Ander se había pasado buena parte de la mañana poniéndole al
día al subcomisario de todas las novedades sobre el caso de los crímenes de
H9. La clara conexión con el caso del parricidio de Ercilla le cogió por
sorpresa. Le costaba creer que crímenes cometidos con más de veinte años
de intervalo pudieran estar relacionados. Pero las pruebas aportadas por
Ander eran irrefutables.
—¿Hemos recibido el informe de balística de la bala
encontrada en el piso de los Jauregui? —preguntó Ander.
—Me han asegurado que lo tendremos para esta tarde —
respondió Torres, que seguía ojeando el periódico—. Mira, Ander, otra vez
han logrado el expediente de desaparición indicado en la escena del crimen
del Euskalduna.
Ander cogió el periódico de Torres y observó con atención la
portada. En ella aparecía la foto de Nerea Aguirre con un titular que la
señalaba como la quinta desaparecida. Las conocían como “las chicas
perdidas”. En el artículo del periódico ofrecían muchos detalles de su vida,
de su día a día previo a su desaparición.
—La fuente de El Correo tiene que ser el propio asesino. No le
encuentro otra explicación —dijo Ander, devolviéndole el diario al
subcomisario.
—Quien quiera que sea no hace más que añadir más presión
sobre nuestros hombros. Ya sabes que los jefes se retuercen nerviosos cada
vez que alguna información de este tipo se filtra. No olvidemos que todos
estos expedientes que están saliendo se refieren a casos sin resolver. Por lo
tanto, fracasos policiales. El hecho de que salgan en la portada de los
periódicos expone nuestros fracasos ante la opinión pública—dijo Torres
sentándose en su silla y cogiendo una pila de papeles que tenía sobre la
mesa—. Bueno, Ander. Si no hay ninguna otra novedad, puedes marchar.
Tengo un buen montón de expedientes de compra a los que dar el visto
bueno. Voy a comprobar hasta la última coma —dijo con el ceño fruncido.
—No me esperaba menos de ti, jefe.
Ander abandonó el despacho del subcomisario. Aún
conservaba fresco en la mente el recuerdo del suicidio de Eugenio
Larrazabal. Arregui, Gardeazabal y él se quedaron de una pieza al ver a
Eugenio penetrar, sin vacilar un segundo, en el infierno en el que se había
convertido su vivienda. La puesta en escena de Eugenio en su balcón
invocando al cielo antes de ser devorado por las llamas era una imagen que
les costaría olvidar. Además, ese incidente no hacía sino añadir aún más
incógnitas a un caso ya de por sí enredado.
Albergaban la esperanza de que el marido de Gloria pudiera
revelarles el origen de los sobornos de los que era objeto su mujer; de
arañarle una confesión sobre de la animadversión que sentía su mujer hacia
Lucas Jauregui. De obtener una explicación lógica a la cuestión de su
supervivencia a un cáncer que debía haber sido terminal veinte años atrás.
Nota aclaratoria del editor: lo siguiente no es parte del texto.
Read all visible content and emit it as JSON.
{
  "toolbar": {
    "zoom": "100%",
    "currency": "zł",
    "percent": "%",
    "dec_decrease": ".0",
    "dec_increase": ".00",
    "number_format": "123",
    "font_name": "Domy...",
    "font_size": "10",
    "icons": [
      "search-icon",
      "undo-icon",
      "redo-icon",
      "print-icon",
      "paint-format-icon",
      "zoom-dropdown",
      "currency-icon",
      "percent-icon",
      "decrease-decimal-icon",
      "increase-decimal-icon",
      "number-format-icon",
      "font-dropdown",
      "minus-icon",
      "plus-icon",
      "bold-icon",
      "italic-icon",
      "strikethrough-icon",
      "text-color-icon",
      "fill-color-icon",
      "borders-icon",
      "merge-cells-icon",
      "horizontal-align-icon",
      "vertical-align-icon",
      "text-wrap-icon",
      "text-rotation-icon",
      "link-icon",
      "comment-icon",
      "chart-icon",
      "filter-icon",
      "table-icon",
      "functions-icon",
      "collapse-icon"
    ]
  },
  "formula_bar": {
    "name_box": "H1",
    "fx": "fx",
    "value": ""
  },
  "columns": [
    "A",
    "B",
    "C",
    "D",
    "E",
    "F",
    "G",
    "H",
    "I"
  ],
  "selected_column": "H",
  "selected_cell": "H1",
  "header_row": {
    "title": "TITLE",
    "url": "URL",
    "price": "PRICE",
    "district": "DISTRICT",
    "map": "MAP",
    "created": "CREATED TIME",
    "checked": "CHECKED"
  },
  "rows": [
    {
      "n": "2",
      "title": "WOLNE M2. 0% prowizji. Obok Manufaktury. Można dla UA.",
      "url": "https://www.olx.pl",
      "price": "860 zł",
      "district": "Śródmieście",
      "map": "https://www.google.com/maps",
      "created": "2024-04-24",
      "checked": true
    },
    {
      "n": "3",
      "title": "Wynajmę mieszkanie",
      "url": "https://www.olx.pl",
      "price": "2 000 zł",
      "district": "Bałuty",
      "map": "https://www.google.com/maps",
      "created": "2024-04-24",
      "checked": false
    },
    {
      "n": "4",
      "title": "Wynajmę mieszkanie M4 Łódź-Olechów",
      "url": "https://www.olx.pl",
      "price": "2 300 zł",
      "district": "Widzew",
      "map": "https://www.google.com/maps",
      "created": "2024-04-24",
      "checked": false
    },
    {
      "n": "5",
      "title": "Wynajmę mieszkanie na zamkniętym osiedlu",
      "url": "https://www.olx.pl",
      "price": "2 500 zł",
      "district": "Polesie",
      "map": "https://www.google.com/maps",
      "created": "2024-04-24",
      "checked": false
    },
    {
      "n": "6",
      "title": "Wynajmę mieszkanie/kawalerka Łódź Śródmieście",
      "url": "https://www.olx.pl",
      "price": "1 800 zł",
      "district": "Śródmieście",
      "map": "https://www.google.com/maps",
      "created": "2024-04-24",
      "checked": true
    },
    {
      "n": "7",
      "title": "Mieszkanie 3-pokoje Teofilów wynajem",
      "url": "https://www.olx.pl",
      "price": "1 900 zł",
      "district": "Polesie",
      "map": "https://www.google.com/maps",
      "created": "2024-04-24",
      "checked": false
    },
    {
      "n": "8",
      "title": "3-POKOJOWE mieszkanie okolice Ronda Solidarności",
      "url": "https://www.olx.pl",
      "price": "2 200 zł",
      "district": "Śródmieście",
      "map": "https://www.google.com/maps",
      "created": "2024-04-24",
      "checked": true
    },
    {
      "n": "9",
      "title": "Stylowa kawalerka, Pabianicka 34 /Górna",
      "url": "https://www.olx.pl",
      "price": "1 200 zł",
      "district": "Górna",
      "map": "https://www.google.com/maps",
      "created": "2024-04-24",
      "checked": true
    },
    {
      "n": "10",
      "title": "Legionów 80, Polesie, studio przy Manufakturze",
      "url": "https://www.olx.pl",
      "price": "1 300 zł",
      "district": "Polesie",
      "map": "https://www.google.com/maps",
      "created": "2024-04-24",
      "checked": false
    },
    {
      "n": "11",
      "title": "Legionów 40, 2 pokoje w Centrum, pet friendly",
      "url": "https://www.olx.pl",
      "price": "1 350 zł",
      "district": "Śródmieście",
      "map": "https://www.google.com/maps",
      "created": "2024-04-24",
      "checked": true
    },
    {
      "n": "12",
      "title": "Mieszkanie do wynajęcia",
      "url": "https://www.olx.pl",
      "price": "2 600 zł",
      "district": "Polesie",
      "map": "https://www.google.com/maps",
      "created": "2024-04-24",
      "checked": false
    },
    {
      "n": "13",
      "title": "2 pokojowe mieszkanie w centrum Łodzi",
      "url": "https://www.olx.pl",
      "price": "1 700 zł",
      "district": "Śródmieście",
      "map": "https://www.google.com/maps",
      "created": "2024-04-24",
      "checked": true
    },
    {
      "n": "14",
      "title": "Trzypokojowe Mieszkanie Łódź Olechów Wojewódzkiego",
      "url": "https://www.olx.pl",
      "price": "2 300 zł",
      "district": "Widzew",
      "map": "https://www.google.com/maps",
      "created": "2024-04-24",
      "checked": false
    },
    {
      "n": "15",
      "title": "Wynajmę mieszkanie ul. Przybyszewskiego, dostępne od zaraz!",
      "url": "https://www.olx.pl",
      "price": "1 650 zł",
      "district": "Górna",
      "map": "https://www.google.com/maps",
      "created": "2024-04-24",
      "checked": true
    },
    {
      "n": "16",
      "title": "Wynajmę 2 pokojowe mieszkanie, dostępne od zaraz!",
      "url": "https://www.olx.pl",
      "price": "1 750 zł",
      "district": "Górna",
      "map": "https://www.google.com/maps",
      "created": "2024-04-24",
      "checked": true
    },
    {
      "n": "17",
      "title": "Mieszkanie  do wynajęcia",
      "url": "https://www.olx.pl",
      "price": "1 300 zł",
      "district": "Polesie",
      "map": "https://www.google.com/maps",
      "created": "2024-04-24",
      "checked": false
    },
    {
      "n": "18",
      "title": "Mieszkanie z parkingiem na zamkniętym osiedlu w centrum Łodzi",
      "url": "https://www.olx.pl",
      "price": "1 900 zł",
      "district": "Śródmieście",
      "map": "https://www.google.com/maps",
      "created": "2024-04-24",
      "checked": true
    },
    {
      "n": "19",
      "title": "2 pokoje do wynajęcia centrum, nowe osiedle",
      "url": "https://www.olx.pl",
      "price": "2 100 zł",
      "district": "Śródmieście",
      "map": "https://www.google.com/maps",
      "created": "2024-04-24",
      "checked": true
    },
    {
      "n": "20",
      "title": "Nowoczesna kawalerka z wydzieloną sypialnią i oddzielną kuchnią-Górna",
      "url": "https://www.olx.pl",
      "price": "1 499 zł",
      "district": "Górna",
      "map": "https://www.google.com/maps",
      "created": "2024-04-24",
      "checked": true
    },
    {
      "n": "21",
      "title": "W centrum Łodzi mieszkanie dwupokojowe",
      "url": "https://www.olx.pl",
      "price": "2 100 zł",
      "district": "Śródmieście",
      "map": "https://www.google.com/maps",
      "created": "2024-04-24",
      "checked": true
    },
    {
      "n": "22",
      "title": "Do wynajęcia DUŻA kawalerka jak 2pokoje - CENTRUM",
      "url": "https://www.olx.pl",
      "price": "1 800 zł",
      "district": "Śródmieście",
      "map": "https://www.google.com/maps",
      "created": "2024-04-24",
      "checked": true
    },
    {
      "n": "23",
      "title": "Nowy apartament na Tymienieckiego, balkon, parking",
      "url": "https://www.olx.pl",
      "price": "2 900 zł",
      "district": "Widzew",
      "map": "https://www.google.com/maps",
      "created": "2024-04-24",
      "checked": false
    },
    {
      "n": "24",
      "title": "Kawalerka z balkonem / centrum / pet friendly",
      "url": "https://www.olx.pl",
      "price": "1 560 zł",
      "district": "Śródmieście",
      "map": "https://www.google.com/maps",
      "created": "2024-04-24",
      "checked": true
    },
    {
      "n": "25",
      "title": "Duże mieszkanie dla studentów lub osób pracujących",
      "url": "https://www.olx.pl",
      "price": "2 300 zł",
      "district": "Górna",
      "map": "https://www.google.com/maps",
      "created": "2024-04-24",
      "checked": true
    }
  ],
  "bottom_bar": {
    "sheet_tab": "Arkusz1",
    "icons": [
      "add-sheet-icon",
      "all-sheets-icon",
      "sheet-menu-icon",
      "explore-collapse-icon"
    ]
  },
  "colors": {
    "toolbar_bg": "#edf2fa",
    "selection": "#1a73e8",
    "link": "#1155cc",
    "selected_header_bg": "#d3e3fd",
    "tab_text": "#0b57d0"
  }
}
Pero, todas sus esperanzas se volatilizaron entre el humo de la gran pira
funeraria en la que se convirtió el chalé de Eugenio Larrazabal.
Avanzaba por el pasillo de la División de investigación
criminal sumido en esos pensamientos, cuando escuchó que Gardeazabal
reclamaba su presencia desde el otro extremo.
—Ander, ¿puedes venir?
Al llegar a su altura, Gardeazabal le condujo a una gran sala
que habían despejado completamente para dar cabida a los kilos y kilos de
expedientes traídos desde la clínica Salud Bilbao. Media docena de agentes
enguantados manipulaban los documentos. Muchos de ellos tenían solera.
Ander se compadeció de sus compañeros. Les tocaba realizar una labor de
picapedrero que a él le había caído en gracia en más de una ocasión en su
época de agente.
Los agentes tecleaban los nombres que aparecían en los
expedientes en el buscador de la base de datos y esperaban a que el
procesador hiciera su trabajo. Al cabo de unos segundos solía aparecer en la
pantalla el mensaje de “no hay resultados para su búsqueda”; con lo que
apilaban la carpeta en el montón de expedientes revisados y tomaban otra
del montón de los no revisados. Por supuesto, esa no era la tarea con la que
habían soñado al entrar en Arkaute. Pero Ander era consciente de que esa
labor policial fundamental era la que siempre ayudaba a resolver los casos.
—Ahora mismo estamos revisando los expedientes de 1997 —
dijo Gardeazabal—. Aquellos comprendidos entre 1994 y 1996 ya están
comprobados. En ellos hemos hallado quince coincidencias. Pero de esos
quince casos de desaparición, doce se resolvieron felizmente. Las personas
aparecieron y la vida continuó para ellas y sus familias. Mejor o peor, pero
continuó.
—Supongo que los tres casos no resueltos coinciden con los de
Celia Gómez, Janire Artola y Tamara Robles, ¿verdad? —dijo Ander.
—Efectivamente —dijo Gardeazabal cogiendo tres carpetas de
una de las mesas—. Estas son sus historias clínicas. Celia Gómez y Tamara
Robles acudían al mismo dermatólogo: Esteban Gómez de Heredia,
fallecido en 2001.
—Quizás no sea una coincidencia. Garde, investígale.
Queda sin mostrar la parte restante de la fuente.